PRINT February 1964

Ubu Roi

UBU, A UNIQUE fin de siecle drama, preceded the theatre of the absurd by 50 years, yet is as modern as Ionesco and Beckett.*

The play has 34 scenes and 45 characters; we used 11 actors. Jarry’s production note says “. . . adoption of a single set or rather of a plain backcloth. . . . The costumes should give as little as possible the impression of local color or chronology. They should preferably be modern as the satire is modern; and sordid, to make the play appear more wretched and horrific.”

In 1961 sculptor Robert Hudson and I collaborated on a Happening, or as we called it an EVENT, in which Bill Wiley added his paint brush and influence. The idea was to develop improvisational theatre; the object, to create images on a stage, to use the theatre as it had not been used before by performers (in this case mimes).

From this first show, “Shultz Eats Rats,” or EVENT 1, we formed a creative friendship that grew during our collaboration for UBU. Wiley and I talked about the play; he read it. I said, “Just send in your designs and I’ll have other people do them.” (For some reason I thought I was running a large organization.) Wiley accepted and did most of his own painting, costuming and often building of props. What this meant for the play and for the company was that the designer—despite earlier dreams—was right there working alongside the actors and the director.

Wiley and I talked about some basic ideas, about color for the show.
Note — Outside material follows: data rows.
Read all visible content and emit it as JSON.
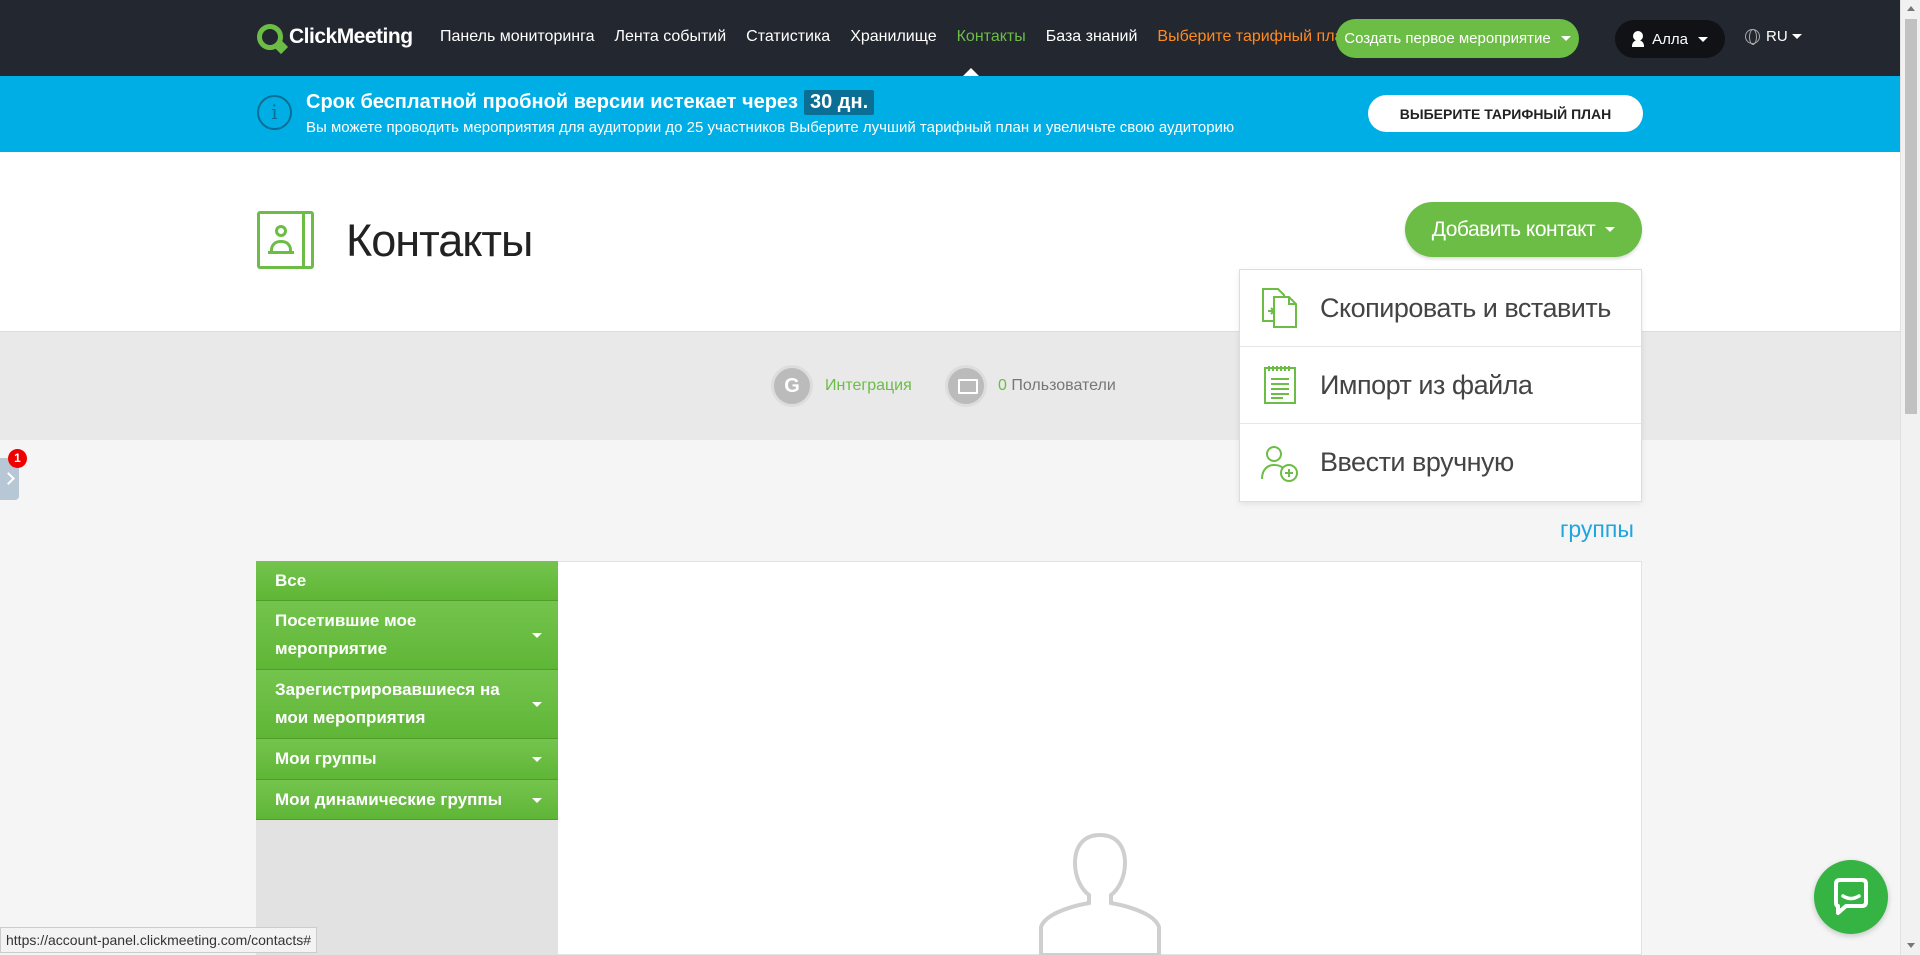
{
  "topbar": {
    "logo_text": "ClickMeeting",
    "nav": [
      {
        "label": "Панель мониторинга"
      },
      {
        "label": "Лента событий"
      },
      {
        "label": "Статистика"
      },
      {
        "label": "Хранилище"
      },
      {
        "label": "Контакты",
        "active": true
      },
      {
        "label": "База знаний"
      },
      {
        "label": "Выберите тарифный план"
      }
    ],
    "create_button": "Создать первое мероприятие",
    "user_name": "Алла",
    "language": "RU"
  },
  "banner": {
    "title": "Срок бесплатной пробной версии истекает через",
    "days": "30 дн.",
    "subtitle": "Вы можете проводить мероприятия для аудитории до 25 участников Выберите лучший тарифный план и увеличьте свою аудиторию",
    "button": "ВЫБЕРИТЕ ТАРИФНЫЙ ПЛАН"
  },
  "page": {
    "title": "Контакты",
    "add_contact_button": "Добавить контакт"
  },
  "filters": {
    "integration_label": "Интеграция",
    "users_count": "0",
    "users_label": "Пользователи"
  },
  "dropdown": {
    "items": [
      {
        "label": "Скопировать и вставить",
        "icon": "copy-paste-icon"
      },
      {
        "label": "Импорт из файла",
        "icon": "file-import-icon"
      },
      {
        "label": "Ввести вручную",
        "icon": "add-user-icon"
      }
    ]
  },
  "side_tab": {
    "badge": "1"
  },
  "groups_link": "группы",
  "groups": [
    {
      "label": "Все",
      "has_caret": false
    },
    {
      "label": "Посетившие мое мероприятие",
      "has_caret": true
    },
    {
      "label": "Зарегистрировавшиеся на мои мероприятия",
      "has_caret": true
    },
    {
      "label": "Мои группы",
      "has_caret": true
    },
    {
      "label": "Мои динамические группы",
      "has_caret": true
    }
  ],
  "status_url": "https://account-panel.clickmeeting.com/contacts#",
  "colors": {
    "accent": "#6bbd45",
    "topbar": "#23272f",
    "banner": "#00aee6",
    "plan_link": "#ff8a1f",
    "groups_link": "#1fa6df"
  }
}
As I started to direct, Wiley began to see what he wanted; it was a dialectical process. Wiley would get an idea, put it on paper, or give it to the costumer, or bring in something he found at the second hand stores. We told actors to put on anything, anything around the studio to define character, bits of costumes, props. One group used paper swords and an actor asked: “When are we going to get the real swords to use?” I said, “You’ve got it in your hand.” As I got the actors to move on stage, Wiley saw visually what he might do with each scene. Which came first, the conception or design? Let us say we grew side by side and crossed when it seemed reasonable.

We wanted surrealism, we got surprise, constant surprise in action and in design. The whole process was an interaction between the theatre and the artist—or was it theatre in the arts? The artist did not have a job to do, simply to design, to paint a set, to sculpt a prop. Wiley functioned as an integral part of the esthetic whole. He contributed to its conception; in turn his own work for the play was shaped by his vision of actors on a stage, being directed.

R. G. Davis

* On December 10, 1963, the 67th Anniversary of the original opening in 1896, the San Francisco Mime Troupe opened its presentation of UBU ROI, by Alfred Jarry. The production was directed by R. G. Davis, with music by Steven Reich. The sets, props and costumes were disguised by William Wiley.